Summary of benchmarking results, comparing pseudogene predictions by Pseudofinder to those of two other softwares: PGAP and DFAST (run with two different gene-callers). (A and B) ‘Upset’ plots (Conway et al. 2017), showing the overlap and differences between the three pipelines in pseudogenes predicted from Shewanella (A) and Sodalis (B). Each bar in the barplot represents the total number of pseudogenes that overlap between the pipelines denoted with dots below. (C) Barplots showing the types of pseudogenes that were predicted only by Pseudofinder in Shewanella and Sodalis (i.e., Pseudofinder-specific pseudogenes). Italicized numbers at the bottom of each bar indicate the number of Pseudofinder-specific pseudogenes predicted in each genome.
Fig. 2.
Fig. 2.
Pseudofinder workflow: the main Annotate branch is shown in the top part of the workflow, where predicted coding and intergenic regions are compared against proteins from a reference database, allowing the software to identify truncated and run-on ORFs, fragmented genes, and highly degraded gene remnants that lack identifiable gene features.
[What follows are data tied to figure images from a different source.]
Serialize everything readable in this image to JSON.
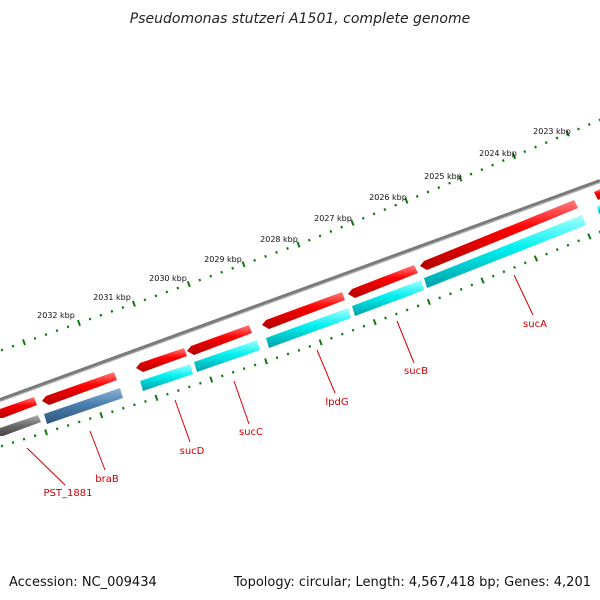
{
  "title": "Pseudomonas stutzeri A1501, complete genome",
  "footer": {
    "accession": "Accession: NC_009434",
    "summary": "Topology: circular; Length: 4,567,418 bp; Genes: 4,201"
  },
  "colors": {
    "forward_cds": "#ee0000",
    "reverse_cds": "#00e5ee",
    "reverse_cds_alt": "#4a7fb0",
    "backbone": "#808080",
    "pseudo": "#606060",
    "tick": "#117711",
    "label_red": "#cc0000"
  },
  "scale": {
    "unit": "kbp",
    "major_ticks": [
      {
        "kbp": 2023,
        "label": "2023 kbp"
      },
      {
        "kbp": 2024,
        "label": "2024 kbp"
      },
      {
        "kbp": 2025,
        "label": "2025 kbp"
      },
      {
        "kbp": 2026,
        "label": "2026 kbp"
      },
      {
        "kbp": 2027,
        "label": "2027 kbp"
      },
      {
        "kbp": 2028,
        "label": "2028 kbp"
      },
      {
        "kbp": 2029,
        "label": "2029 kbp"
      },
      {
        "kbp": 2030,
        "label": "2030 kbp"
      },
      {
        "kbp": 2031,
        "label": "2031 kbp"
      },
      {
        "kbp": 2032,
        "label": "2032 kbp"
      }
    ]
  },
  "labels": [
    {
      "name": "PST_1881"
    },
    {
      "name": "braB"
    },
    {
      "name": "sucD"
    },
    {
      "name": "sucC"
    },
    {
      "name": "lpdG"
    },
    {
      "name": "sucB"
    },
    {
      "name": "sucA"
    }
  ]
}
The Sleuth branch is shown in the bottom part of the workflow, where genes from a closely related reference genome are compared against the genome-of-interest to identify gene inactivations at a finer scale; these inactivations, or gene breakages, can include significant frameshift-inducing indels (i.e., indels that results in substantial changes to the protein sequence), nonsense substitutions, loss of start and stop codons, and relaxed selection (elevated dN/dS, measured using PAML, Yang 2007). Information obtained from these two branches are then consolidated and provided to the user in the form of GFF and FASTA files for downstream processing. Pseudofinder also provides multiple ways for users to visualize the results, including a PDF-formatted genome diagram/map, as well as an HTML-formatted files for interactive exploration of pseudogene predictions.